The campaign for “Modern Warfare II,” which runs about seven hours, give or take, picks up with the characters from the 2019 version, part of something called Task Force 141. Once again, the tale of a “Call of Duty” takes place across several nations, and features various types of villains waiting to be shot in the head. Where to begin with this story? Let’s see, there are missing missiles that the powers that be believe were stolen by a villain named Hassan Zyani (Ibrahim Renno), working with a terrorist organization known as Al-Qatala. As your team, including fan favorites Ghost (Samuel Roukin) and Captain John Price (Barry Sloane), trying to track down the missiles, they discover that a Mexican drug cartel is also involved, led by a mysterious villain named El Sin Nombre (the excellent Maria Elisa Carmago). Of course, some shady Americans and a few double-crosses will come into play. This is a world with many threats and only you can take them down, soldier.

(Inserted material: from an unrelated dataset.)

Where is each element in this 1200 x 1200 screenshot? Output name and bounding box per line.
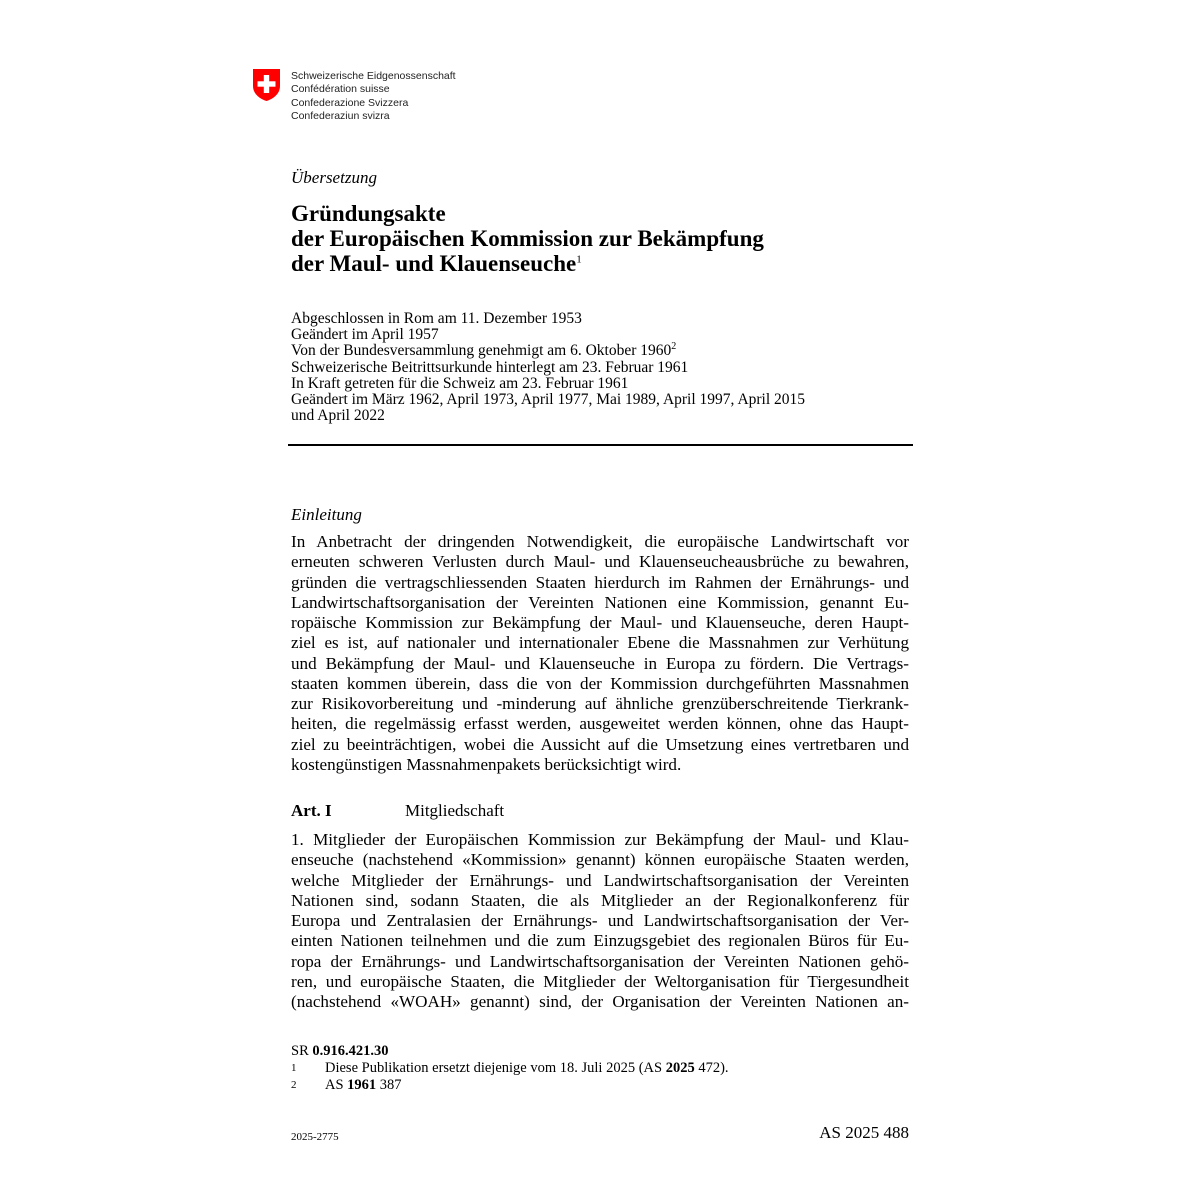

Of course, the shallow narrative here is just the skeleton on which to hang explosive action sequences, some of which shred realism in a way that would make any blockbuster filmmaker think twice. The bigger point is that games like “Call of Duty” can get away with things that even the most extreme blockbusters can’t, and it’s not just because of the budget. A sequence like the convoy mission in this game – where you have to jump from car to car to continue chasing a fleeing cartel, only to leave absolute carnage in your wake – would destroy any suspension of disbelief required to enjoy an action movie. But these games have been pushing for “bigger, faster, more” with each installment. They thrive on chaos.

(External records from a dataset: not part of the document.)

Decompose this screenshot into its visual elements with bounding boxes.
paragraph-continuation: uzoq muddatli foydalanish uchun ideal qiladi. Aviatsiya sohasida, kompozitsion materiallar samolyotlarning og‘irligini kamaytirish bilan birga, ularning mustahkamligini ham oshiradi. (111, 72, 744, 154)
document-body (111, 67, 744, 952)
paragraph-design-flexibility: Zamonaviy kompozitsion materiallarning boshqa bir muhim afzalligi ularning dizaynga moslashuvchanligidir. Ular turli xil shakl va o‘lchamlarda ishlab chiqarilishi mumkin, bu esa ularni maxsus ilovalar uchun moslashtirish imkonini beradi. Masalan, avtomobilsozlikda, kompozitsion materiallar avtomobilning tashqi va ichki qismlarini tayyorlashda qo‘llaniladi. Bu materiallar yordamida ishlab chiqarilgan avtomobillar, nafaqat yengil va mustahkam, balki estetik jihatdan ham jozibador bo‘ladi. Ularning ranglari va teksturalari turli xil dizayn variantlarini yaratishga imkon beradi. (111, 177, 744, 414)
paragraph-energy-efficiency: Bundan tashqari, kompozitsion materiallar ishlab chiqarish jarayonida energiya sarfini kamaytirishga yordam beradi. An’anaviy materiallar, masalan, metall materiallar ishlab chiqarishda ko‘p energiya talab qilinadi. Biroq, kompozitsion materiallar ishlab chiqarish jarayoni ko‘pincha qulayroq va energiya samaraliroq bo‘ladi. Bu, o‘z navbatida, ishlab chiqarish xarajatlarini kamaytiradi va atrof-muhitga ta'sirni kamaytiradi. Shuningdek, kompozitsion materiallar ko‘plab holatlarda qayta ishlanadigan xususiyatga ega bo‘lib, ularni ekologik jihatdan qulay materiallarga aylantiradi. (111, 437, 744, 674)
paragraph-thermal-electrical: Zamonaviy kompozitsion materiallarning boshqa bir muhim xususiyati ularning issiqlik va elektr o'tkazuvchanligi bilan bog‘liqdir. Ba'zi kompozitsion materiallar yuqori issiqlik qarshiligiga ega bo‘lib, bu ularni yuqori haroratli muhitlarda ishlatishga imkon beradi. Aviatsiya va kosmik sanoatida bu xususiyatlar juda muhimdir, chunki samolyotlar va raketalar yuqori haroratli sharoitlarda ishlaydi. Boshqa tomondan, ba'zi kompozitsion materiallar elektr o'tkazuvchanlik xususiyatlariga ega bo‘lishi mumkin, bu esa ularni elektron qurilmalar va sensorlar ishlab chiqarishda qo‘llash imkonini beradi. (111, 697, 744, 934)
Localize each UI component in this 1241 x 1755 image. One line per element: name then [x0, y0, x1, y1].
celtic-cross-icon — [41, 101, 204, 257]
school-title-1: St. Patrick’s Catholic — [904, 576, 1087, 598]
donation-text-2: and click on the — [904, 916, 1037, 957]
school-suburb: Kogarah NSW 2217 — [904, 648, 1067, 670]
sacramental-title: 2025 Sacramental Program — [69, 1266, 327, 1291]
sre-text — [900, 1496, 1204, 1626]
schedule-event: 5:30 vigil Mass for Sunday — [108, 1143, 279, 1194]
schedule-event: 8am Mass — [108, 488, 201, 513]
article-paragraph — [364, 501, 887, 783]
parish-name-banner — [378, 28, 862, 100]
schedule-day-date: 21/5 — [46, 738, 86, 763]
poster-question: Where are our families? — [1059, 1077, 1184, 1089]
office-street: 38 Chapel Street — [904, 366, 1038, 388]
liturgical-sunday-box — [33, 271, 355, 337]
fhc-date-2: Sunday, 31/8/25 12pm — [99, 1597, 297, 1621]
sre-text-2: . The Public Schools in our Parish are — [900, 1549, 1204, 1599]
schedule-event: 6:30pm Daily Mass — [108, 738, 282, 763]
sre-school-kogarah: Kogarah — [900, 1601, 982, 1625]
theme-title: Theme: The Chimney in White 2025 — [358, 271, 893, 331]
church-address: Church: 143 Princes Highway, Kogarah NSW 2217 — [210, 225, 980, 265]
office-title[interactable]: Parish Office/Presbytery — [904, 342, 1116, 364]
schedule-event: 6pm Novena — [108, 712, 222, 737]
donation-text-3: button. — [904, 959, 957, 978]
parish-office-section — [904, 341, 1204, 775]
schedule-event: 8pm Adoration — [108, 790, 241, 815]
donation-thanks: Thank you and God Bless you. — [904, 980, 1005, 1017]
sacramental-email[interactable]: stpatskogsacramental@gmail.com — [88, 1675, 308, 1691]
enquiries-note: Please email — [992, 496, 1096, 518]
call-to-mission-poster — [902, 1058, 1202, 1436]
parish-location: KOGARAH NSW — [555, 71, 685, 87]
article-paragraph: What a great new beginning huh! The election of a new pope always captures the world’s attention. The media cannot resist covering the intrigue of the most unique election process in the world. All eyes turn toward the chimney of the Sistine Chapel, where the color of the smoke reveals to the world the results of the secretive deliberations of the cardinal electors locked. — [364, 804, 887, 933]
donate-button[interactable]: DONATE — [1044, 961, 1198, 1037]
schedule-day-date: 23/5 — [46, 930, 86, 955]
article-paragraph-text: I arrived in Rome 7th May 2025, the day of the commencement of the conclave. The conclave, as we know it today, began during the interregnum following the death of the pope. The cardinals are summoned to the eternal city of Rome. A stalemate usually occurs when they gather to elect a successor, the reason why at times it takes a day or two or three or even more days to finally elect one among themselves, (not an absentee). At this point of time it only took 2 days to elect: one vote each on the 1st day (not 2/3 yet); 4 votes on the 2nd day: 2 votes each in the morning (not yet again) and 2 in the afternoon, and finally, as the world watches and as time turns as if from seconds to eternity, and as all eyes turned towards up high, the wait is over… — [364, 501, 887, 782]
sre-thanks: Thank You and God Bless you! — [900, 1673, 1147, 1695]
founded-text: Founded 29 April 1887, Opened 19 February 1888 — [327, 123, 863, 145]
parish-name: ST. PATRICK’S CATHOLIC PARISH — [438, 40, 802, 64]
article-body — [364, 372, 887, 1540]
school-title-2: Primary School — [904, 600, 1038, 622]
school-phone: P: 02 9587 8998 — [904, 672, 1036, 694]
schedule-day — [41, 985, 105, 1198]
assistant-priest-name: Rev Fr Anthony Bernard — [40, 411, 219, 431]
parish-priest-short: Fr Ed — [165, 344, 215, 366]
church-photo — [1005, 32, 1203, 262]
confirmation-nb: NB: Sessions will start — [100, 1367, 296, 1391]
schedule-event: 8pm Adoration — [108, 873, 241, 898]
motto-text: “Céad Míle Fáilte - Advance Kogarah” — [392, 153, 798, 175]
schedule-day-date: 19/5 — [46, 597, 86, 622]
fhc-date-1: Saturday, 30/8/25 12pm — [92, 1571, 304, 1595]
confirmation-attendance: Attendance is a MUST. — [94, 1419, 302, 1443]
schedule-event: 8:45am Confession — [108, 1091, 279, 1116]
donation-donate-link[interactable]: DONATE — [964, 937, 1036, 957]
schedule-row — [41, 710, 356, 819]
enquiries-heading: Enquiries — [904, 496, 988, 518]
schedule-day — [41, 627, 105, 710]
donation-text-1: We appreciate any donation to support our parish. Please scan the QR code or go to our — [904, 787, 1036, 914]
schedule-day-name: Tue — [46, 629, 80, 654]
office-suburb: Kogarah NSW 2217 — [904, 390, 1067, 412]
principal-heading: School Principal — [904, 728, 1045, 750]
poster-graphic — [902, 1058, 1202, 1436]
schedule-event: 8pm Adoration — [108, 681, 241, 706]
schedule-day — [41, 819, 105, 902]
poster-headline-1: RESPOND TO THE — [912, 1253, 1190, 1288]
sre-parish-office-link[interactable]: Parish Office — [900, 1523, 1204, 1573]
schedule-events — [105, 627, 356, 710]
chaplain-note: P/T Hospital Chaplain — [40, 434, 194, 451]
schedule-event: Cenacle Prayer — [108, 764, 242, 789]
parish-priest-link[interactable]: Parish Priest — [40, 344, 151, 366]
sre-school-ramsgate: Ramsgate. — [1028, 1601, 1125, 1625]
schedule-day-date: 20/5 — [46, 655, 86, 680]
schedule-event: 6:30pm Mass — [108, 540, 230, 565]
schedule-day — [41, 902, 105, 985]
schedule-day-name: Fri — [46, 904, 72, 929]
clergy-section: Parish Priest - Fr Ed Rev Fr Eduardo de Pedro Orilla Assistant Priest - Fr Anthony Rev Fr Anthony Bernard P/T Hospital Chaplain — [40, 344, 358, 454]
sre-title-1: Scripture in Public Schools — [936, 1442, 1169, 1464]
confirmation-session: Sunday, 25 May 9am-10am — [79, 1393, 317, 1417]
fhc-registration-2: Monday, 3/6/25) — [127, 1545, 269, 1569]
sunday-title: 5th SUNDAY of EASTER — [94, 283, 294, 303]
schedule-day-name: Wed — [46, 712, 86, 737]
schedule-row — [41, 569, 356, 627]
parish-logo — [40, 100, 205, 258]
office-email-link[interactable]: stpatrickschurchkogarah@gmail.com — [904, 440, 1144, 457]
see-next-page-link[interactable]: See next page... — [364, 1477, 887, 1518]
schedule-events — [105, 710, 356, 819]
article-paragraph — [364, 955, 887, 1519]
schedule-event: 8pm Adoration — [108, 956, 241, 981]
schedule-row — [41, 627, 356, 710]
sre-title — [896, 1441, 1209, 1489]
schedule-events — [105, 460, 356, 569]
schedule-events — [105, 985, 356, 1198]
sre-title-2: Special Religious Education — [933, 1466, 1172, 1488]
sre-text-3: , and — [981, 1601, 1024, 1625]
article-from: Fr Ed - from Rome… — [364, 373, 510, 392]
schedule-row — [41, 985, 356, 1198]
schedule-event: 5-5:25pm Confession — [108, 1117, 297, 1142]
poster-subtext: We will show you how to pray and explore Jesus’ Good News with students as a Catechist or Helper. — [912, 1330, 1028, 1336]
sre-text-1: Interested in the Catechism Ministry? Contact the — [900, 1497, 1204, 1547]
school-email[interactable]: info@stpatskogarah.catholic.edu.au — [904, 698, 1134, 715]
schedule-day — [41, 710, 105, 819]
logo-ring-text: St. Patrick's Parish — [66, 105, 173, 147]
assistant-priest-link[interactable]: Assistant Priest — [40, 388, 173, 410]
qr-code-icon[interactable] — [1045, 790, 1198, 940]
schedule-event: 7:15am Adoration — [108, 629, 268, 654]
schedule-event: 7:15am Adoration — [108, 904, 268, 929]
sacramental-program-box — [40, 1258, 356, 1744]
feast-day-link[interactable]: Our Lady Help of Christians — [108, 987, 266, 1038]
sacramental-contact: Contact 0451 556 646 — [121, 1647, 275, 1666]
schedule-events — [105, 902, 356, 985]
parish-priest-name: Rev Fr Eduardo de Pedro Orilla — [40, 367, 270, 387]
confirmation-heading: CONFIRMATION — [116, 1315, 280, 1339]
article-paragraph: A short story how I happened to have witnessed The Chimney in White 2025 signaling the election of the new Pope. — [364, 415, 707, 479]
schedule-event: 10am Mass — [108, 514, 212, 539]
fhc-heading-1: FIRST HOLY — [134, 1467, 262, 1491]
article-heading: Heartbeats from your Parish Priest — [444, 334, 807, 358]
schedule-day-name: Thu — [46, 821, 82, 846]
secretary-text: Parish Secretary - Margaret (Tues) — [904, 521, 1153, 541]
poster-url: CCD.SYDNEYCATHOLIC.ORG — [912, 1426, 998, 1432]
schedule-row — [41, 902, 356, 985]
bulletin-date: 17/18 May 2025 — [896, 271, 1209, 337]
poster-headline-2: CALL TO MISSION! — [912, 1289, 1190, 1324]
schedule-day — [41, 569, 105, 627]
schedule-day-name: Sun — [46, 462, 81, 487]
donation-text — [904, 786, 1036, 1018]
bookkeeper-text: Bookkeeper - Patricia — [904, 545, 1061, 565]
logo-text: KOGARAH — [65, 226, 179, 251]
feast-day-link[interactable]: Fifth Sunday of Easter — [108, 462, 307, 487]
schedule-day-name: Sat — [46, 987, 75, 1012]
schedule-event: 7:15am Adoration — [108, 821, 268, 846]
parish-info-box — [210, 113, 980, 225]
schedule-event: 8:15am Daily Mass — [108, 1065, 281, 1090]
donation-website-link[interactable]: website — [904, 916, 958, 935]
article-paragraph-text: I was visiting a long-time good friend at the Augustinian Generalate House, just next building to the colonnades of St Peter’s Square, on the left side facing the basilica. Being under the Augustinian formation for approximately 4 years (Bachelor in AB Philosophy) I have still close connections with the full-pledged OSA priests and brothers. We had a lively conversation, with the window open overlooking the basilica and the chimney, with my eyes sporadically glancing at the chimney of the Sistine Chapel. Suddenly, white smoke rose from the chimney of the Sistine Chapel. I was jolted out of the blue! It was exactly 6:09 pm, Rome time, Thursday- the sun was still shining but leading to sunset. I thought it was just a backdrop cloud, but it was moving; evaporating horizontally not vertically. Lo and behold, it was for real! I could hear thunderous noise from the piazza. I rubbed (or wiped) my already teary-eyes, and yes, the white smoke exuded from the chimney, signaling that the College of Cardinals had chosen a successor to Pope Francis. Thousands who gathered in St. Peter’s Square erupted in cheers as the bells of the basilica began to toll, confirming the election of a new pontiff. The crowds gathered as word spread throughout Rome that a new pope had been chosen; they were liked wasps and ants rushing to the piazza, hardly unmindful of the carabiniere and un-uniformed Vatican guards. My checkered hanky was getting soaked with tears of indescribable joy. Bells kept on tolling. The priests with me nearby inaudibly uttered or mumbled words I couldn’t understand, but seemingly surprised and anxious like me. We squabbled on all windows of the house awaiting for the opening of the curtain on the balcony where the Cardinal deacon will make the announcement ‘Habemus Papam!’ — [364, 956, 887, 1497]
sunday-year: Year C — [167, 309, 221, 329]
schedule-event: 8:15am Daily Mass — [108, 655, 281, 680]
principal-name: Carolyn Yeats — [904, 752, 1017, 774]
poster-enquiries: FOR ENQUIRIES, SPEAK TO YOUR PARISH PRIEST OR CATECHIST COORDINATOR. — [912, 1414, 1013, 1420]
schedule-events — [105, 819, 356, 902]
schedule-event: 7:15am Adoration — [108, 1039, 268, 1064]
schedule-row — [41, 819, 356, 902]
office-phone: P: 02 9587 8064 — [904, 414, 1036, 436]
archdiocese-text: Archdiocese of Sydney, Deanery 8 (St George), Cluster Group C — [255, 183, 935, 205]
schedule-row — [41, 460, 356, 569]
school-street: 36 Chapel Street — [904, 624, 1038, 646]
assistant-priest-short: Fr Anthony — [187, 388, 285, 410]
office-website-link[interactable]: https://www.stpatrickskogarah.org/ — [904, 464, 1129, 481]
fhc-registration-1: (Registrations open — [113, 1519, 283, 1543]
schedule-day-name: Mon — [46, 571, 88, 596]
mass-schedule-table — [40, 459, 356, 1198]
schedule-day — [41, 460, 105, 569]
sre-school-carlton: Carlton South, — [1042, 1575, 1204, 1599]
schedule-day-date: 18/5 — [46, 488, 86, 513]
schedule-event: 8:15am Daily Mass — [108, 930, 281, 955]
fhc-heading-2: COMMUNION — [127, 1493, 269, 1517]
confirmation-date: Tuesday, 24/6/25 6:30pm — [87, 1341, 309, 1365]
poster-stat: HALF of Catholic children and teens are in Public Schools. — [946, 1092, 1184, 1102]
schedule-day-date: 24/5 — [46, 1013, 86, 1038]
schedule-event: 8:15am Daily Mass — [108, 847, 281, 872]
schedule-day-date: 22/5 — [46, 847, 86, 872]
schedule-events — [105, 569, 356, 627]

In fact, the game falters the most when it retreats from the chaotic energy. A few stealth-based missions are clunky in terms of design. People don’t play “Call of Duty” to sneak around and look for the necessary items to create a tool to pry open a locked door (and bringing this mechanic back to the game’s climax is a real mistake). And a mission where you sneak through a cartel house half feels like the developers were just buying time before they could blow something up again. I also noticed more bugs than usual, including enemies that kind of stood there waiting for me to shoot them. Still, when the game gets explosive, it’s hard not to get carried away by its impressive momentum.